The first units to have the UH-1A were the famous 101st Airborne Division and the 82nd Airborne Division. In 1962 the US Army decided that the new helicopter should be sent immediately to Vietnam, where it arrived from the 57th Medical Detachment in March 1962. With the passage of time the Huey would become the representative symbol of the Vietnam War, and even today it continues to be. The missions performed were very varied and ranged from medical evacuation to ground attack, but the arrival of the most modern and powerful B-205 (UH-1D) progressively relegated it. The armament used by the early Hueys consisted mainly of 7.62mm machine guns and 70mm unguided rocket launchers.
(Spanish Navy’s AB-204 AS image). The Spanish Navy acquired four AB-204 AS in October 1964 from the Italian company Agusta, which manufactured them under license. This variant was specific for anti-submarine missions, so it came with complete navigation equipment, doppler, radio altimeter and an ASE stabilizer that regulated an automatic verticality retention system. It also carried an immersion sonar and hooks for the transport and launch of two torpedoes or depth charges. They were the first helicopters of the Spanish Navy to have turbine engines, which led to the reconditioning of the maintenance facilities as well as the personnel assigned to these tasks.
(Spanish Navy’s AB-204 AS image). The four AB-204 AS arrived in Spain in May 1965, receiving license plates Z.8-1 to Z.8-4 and numbers 003-1 to 003-4. Its radio callsign was “Bravo” and the first two helicopters entered service in June 1965, while the other two did in January and August 1966 respectively. They were a great qualitative leap for the ASW capacity of the Navy, since although they were light helicopters, thanks to their modern equipment they could operate both day and night and in any weather condition.
(Spanish Navy’s AB-204 AS image). All Spanish AB-204 AS were framed in the 3rd Aircraft Squadron of the Navy, carrying out ASW missions until 1974. From this year onwards they were relieved of these missions by the newer and more powerful AB-212 ASW, remaining in service to carry out transport and rescue missions. All anti-submarine equipment was dismantled, leaving the crane on the right side for rescue tasks. The four were withdrawn from service between October 1978 and September 1979, after having made 11,622 flight hours, transferring the last 3 to the Army to serve as training for ground personnel and as spare parts for helicopters of the same type in service with its Air Force of the Army (FAMET).

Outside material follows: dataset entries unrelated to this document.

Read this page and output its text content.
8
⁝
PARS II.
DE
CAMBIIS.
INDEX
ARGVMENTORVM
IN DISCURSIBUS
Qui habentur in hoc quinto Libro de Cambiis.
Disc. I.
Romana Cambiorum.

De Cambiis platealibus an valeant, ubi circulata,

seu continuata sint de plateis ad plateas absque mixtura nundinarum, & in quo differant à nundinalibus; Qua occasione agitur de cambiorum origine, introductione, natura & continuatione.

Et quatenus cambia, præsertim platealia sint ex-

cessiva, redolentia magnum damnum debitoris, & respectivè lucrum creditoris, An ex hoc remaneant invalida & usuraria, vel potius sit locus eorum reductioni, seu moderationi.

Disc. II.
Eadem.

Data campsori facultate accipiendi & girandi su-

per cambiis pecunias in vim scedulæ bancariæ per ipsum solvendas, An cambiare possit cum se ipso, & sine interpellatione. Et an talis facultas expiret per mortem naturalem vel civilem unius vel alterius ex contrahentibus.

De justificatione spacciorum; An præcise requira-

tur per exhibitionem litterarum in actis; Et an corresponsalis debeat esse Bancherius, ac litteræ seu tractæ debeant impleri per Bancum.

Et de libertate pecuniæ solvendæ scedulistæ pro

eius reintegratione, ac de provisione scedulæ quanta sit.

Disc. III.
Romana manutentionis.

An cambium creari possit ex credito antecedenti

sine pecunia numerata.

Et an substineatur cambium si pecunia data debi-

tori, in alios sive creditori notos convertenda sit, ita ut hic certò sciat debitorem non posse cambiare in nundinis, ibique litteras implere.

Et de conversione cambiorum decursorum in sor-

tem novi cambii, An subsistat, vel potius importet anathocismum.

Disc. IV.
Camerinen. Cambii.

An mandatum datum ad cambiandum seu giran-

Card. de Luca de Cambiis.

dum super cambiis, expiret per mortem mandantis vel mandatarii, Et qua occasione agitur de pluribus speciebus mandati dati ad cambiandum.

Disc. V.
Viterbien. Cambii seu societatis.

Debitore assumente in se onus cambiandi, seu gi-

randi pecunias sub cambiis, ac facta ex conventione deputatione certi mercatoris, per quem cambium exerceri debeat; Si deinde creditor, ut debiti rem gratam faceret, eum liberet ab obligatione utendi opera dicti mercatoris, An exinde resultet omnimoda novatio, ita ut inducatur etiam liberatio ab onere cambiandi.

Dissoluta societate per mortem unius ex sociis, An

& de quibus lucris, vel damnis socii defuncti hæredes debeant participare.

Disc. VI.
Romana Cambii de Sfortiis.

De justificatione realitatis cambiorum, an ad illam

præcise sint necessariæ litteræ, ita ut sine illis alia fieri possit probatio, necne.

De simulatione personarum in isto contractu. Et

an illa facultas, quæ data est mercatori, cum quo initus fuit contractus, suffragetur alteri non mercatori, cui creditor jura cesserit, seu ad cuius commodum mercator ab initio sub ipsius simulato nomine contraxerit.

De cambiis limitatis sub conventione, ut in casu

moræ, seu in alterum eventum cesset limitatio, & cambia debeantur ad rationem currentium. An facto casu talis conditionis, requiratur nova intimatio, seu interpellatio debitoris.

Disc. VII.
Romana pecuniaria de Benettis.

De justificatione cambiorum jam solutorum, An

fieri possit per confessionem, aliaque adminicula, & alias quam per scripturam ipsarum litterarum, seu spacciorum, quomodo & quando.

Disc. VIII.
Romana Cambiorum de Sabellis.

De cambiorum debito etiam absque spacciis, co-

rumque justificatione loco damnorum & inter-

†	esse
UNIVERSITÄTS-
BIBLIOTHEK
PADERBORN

(Japanese Fuji-Bell 204B-2 image). The success of the UH-1 Huey was immediate and many countries showed interest in acquiring it. The Italian firm Agusta built under license the model UH-1B under designation Agusta-Bell AB-204. In other hand, the Japanese Fuji company also manufactured the UH-1B under license. The helicopter was known as Fuji-Bell 204B-2 “Hi’yodori” (a type of finch bird). This model had a more powerful engine and a driving tail rotor and was assigned to the Japanese Army or JGSDF. Despite the numerous B-204 (UH-1A) delivered, the early appearance of the model B-205 (UH-1D), much more efficient, makes the figures of the first Huey pale in comparison, but it can be said, that this It was the model that spread the massive use of the helicopter throughout the world.